QEMU atomic.h has these definitions:

#define smp_mb()                     ({ barrier(); __atomic_thread_fence(__ATOMIC_SEQ_CST); })
#define smp_mb_release()             ({ barrier(); __atomic_thread_fence(__ATOMIC_RELEASE); })
#define smp_mb_acquire()             ({ barrier(); __atomic_thread_fence(__ATOMIC_ACQUIRE); })

And it has comments explaining why barrier(), a compiler barrier, is necessary:

/* Manual memory barriers
 *
 *__atomic_thread_fence does not include a compiler barrier; instead,
 * the barrier is part of __atomic_load/__atomic_store's "volatile-like"
 * semantics. If smp_wmb() is a no-op, absence of the barrier means that
 * the compiler is free to reorder stores on each side of the barrier.
 * Add one here, and similarly in smp_rmb() and smp_read_barrier_depends().
 */

I haven't used __atomic_thread_fence before, but my searches on the net show that __atomic_thread_fence prevents both compiler and CPU from reordering memory access. For example, its reference page here and here doesn't say it's only a CPU barrier. And an answer here says explicitly that it's both a compiler barrier and CPU barrier.

Does that mean barrier() in those definitions is redundant? (I'm just curious)

Solution

It's redundant for smp_mb: __atomic_thread_fence(__ATOMIC_SEQ_CST); doesn't let any operations reorder in either direction. But does no harm so might as well leave it in for consistency.

It's not redundant with RELEASE or ACQUIRE fences. On paper, even ACQ_REL fences allow reordering earlier stores with later loads (StoreLoad). So the compiler is allowed to do that at compile time, as well as not emitting instructions to stop it from happening at run-time.

But the Linux kernel's definitions of smp_rmb() and smp_wmb() are in terms of asm("..." ::: "memory") GNU C inline asm which blocks all compile-time reordering.
Linux barrier() is defined as asm("" ::: "memory").

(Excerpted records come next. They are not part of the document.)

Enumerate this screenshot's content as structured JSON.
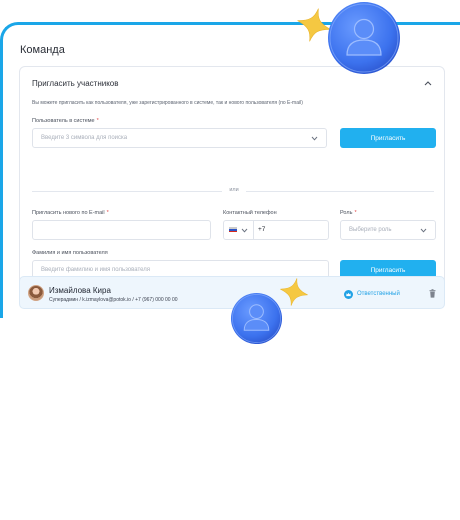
{
  "page": {
    "title": "Команда"
  },
  "invite": {
    "title": "Пригласить участников",
    "hint": "Вы можете пригласить как пользователя, уже зарегистрированного в системе, так и нового пользователя (по E-mail)",
    "existing": {
      "label": "Пользователь в системе",
      "required_mark": "*",
      "placeholder": "Введите 3 символа для поиска",
      "button": "Пригласить"
    },
    "divider_label": "или",
    "new_user": {
      "email_label": "Пригласить нового по E-mail",
      "email_required_mark": "*",
      "phone_label": "Контактный телефон",
      "phone_code": "+7",
      "role_label": "Роль",
      "role_required_mark": "*",
      "role_placeholder": "Выберите роль",
      "name_label": "Фамилия и имя пользователя",
      "name_placeholder": "Введите фамилию и имя пользователя",
      "button": "Пригласить"
    }
  },
  "members": [
    {
      "name": "Измайлова Кира",
      "meta": "Суперадмин / k.izmaylova@potok.io / +7 (967) 000 00 00",
      "role": "Ответственный",
      "role_icon": "crown-icon"
    }
  ],
  "colors": {
    "accent": "#21b0ef",
    "frame": "#1aa6e8",
    "badge": "#3d78f0",
    "star": "#f5c842"
  }
}
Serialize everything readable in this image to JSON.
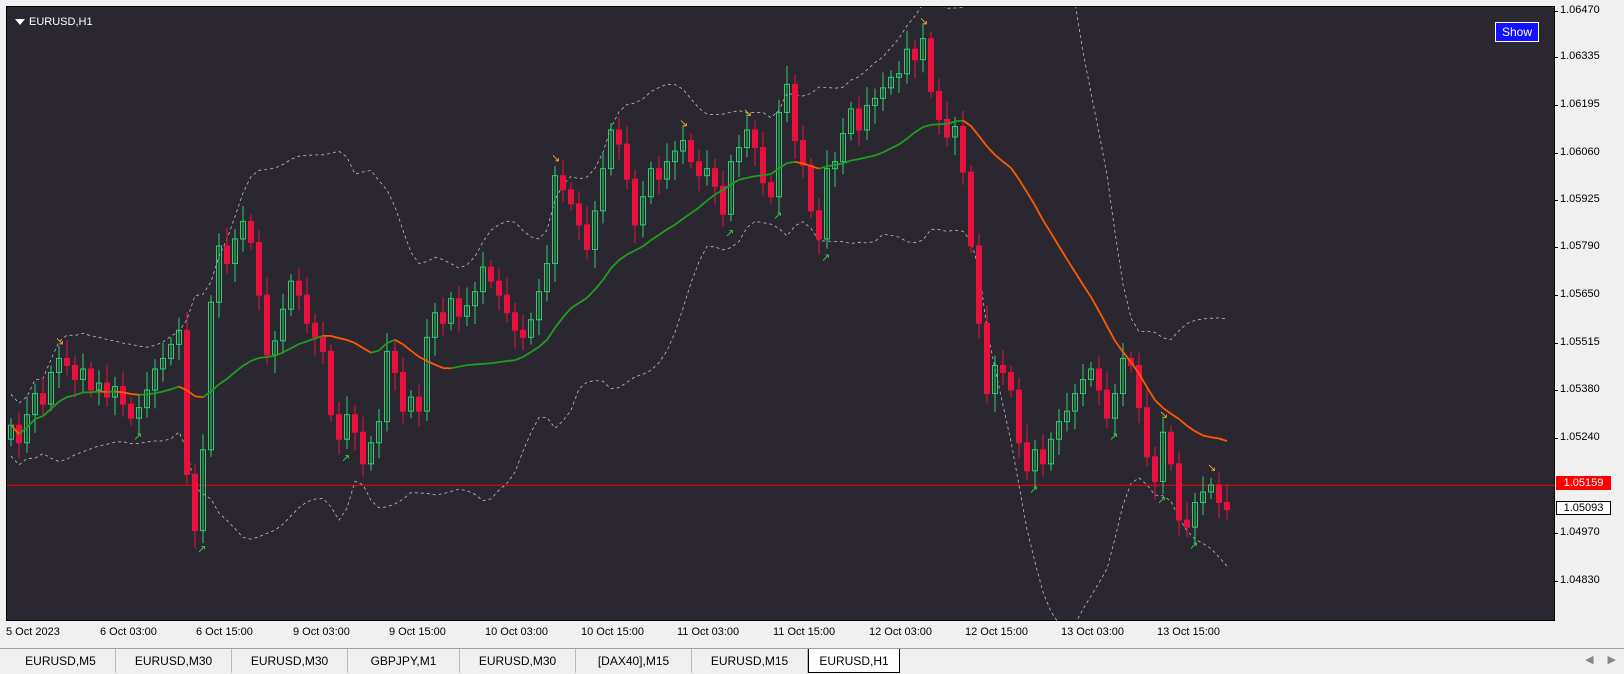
{
  "window": {
    "symbol_title": "EURUSD,H1",
    "show_button": "Show"
  },
  "price_axis": {
    "ticks": [
      "1.06470",
      "1.06335",
      "1.06195",
      "1.06060",
      "1.05925",
      "1.05790",
      "1.05650",
      "1.05515",
      "1.05380",
      "1.05240",
      "1.05093",
      "1.04970",
      "1.04830"
    ],
    "bid_label": "1.05159",
    "ask_label": "1.05093"
  },
  "time_axis": {
    "ticks": [
      "5 Oct 2023",
      "6 Oct 03:00",
      "6 Oct 15:00",
      "9 Oct 03:00",
      "9 Oct 15:00",
      "10 Oct 03:00",
      "10 Oct 15:00",
      "11 Oct 03:00",
      "11 Oct 15:00",
      "12 Oct 03:00",
      "12 Oct 15:00",
      "13 Oct 03:00",
      "13 Oct 15:00"
    ]
  },
  "tabs": [
    {
      "label": "EURUSD,M5",
      "active": false
    },
    {
      "label": "EURUSD,M30",
      "active": false
    },
    {
      "label": "EURUSD,M30",
      "active": false
    },
    {
      "label": "GBPJPY,M1",
      "active": false
    },
    {
      "label": "EURUSD,M30",
      "active": false
    },
    {
      "label": "[DAX40],M15",
      "active": false
    },
    {
      "label": "EURUSD,M15",
      "active": false
    },
    {
      "label": "EURUSD,H1",
      "active": true
    }
  ],
  "colors": {
    "background": "#2a2730",
    "bull": "#2ecc71",
    "bear": "#e8103c",
    "ma_up": "#1f9d1f",
    "ma_down": "#ff5a00",
    "band": "#bfbfbf",
    "bid_line": "#ff0000",
    "signal_buy": "#3ccc3c",
    "signal_sell": "#f5a623"
  },
  "chart_data": {
    "type": "candlestick",
    "symbol": "EURUSD",
    "timeframe": "H1",
    "ylim": [
      1.0477,
      1.0652
    ],
    "bid": 1.05159,
    "ask": 1.05093,
    "close_series": [
      1.0533,
      1.0528,
      1.0536,
      1.0542,
      1.0539,
      1.0548,
      1.0552,
      1.055,
      1.0546,
      1.0549,
      1.0543,
      1.0545,
      1.0541,
      1.0544,
      1.0539,
      1.0535,
      1.0538,
      1.0543,
      1.0549,
      1.0552,
      1.0556,
      1.056,
      1.0519,
      1.0503,
      1.0526,
      1.0568,
      1.0584,
      1.0579,
      1.0586,
      1.0591,
      1.0585,
      1.057,
      1.0553,
      1.0557,
      1.0566,
      1.0574,
      1.057,
      1.0562,
      1.0558,
      1.0554,
      1.0536,
      1.0529,
      1.0536,
      1.0531,
      1.0522,
      1.0528,
      1.0534,
      1.0554,
      1.0548,
      1.0537,
      1.0541,
      1.0537,
      1.0558,
      1.0565,
      1.0562,
      1.0569,
      1.0564,
      1.0567,
      1.0571,
      1.0578,
      1.0574,
      1.057,
      1.0565,
      1.056,
      1.0558,
      1.0563,
      1.0571,
      1.0579,
      1.0604,
      1.06,
      1.0596,
      1.059,
      1.0583,
      1.0594,
      1.0606,
      1.0617,
      1.0613,
      1.0603,
      1.059,
      1.0598,
      1.0606,
      1.0603,
      1.0608,
      1.0611,
      1.0614,
      1.0608,
      1.0604,
      1.0606,
      1.0601,
      1.0593,
      1.0608,
      1.0612,
      1.0617,
      1.0612,
      1.0602,
      1.0598,
      1.0622,
      1.063,
      1.0614,
      1.0607,
      1.0594,
      1.0586,
      1.0606,
      1.0608,
      1.0616,
      1.0623,
      1.0617,
      1.0624,
      1.0626,
      1.0629,
      1.0632,
      1.0633,
      1.064,
      1.0637,
      1.0643,
      1.0628,
      1.062,
      1.0615,
      1.0618,
      1.0605,
      1.0584,
      1.0562,
      1.0542,
      1.055,
      1.0548,
      1.0543,
      1.0528,
      1.052,
      1.0526,
      1.0522,
      1.0529,
      1.0534,
      1.0537,
      1.0542,
      1.0546,
      1.0549,
      1.0543,
      1.0535,
      1.0542,
      1.0552,
      1.055,
      1.0538,
      1.0524,
      1.0517,
      1.0531,
      1.0522,
      1.0506,
      1.0504,
      1.0511,
      1.0514,
      1.0516,
      1.0511,
      1.0509
    ]
  }
}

In practice, GCC probably treats any __atomic_thread_fence as a full compiler barrier; see Does gcc treat relaxed atomic operation as a Compiler-fence? - GCC currently won't even optimize increment of the same variable before and after a relaxed operation. But Clang will optimize.

Practical demo of the difference

int read_twice(int* x) {
  int tmp = *x;
    //barrier();
    __atomic_thread_fence(__ATOMIC_RELEASE); // Doesn't block LoadLoad
  tmp += *x;
  return tmp;
}

The latest GCC loads twice.
Clang correctly optimizes it to a single load without barrier(), but can't with it. (Godbolt)

# x86-64 clang 19, NO barrier()
read_twice(int*):
        mov     eax, dword ptr [rdi]
        add     eax, eax
        ret

# x86-64 clang 19, WITH barrier()
read_twice_barrier(int*):
        mov     eax, dword ptr [rdi]
        add     eax, dword ptr [rdi]
        ret

Obviously this is a silly example where the barrier makes no sense, but keep in mind that optimizations are possible after inlining small functions.

Code that would break without barrier() is probably already unsafe, e.g. probably using non-atomic (and non-volatile) accesses to shared variables without synchronization. In code that uses fences properly (and/or atomic loads with appropriate memory orders), optimizations allowed without barrier() will still be safe.

See also Who's afraid of a big bad optimizing compiler? re: the perils of plain accesses to shared data: as well as the obvious pitfalls, there can be subtle effects like invented loads where a temporary is optimized away and the compiler reloads the shared data.

But anyway, for full belt-and-suspenders strict compatibility with the Linux kernel smp_* memory barrier functions, blocking all compile-time reordering across them is correct.

https://preshing.com/20130922/acquire-and-release-fences/ excellent easy-to-read explanation of acquire and release fences. See also acq and rel semantics for operations (like load or store). And a followup article about fences - unlike operations, an acquire fence is a 2-way barrier for loads, for example, otherwise it couldn't work.
https://gcc.gnu.org/onlinedocs/gcc/_005f_005fatomic-Builtins.html#index-_005f_005fatomic_005fthread_005ffence - GCC's __atomic builtins are intended to implement the behaviour of the corresponding C++ std::atomic and C stdatomic functions, but do have their own documentation. (Which doesn't shed any light on things in this case, except for the fact that it doesn't document them as full barriers to compile-time reordering. So it's not safe to assume that.)
Who's afraid of a big bad optimizing compiler?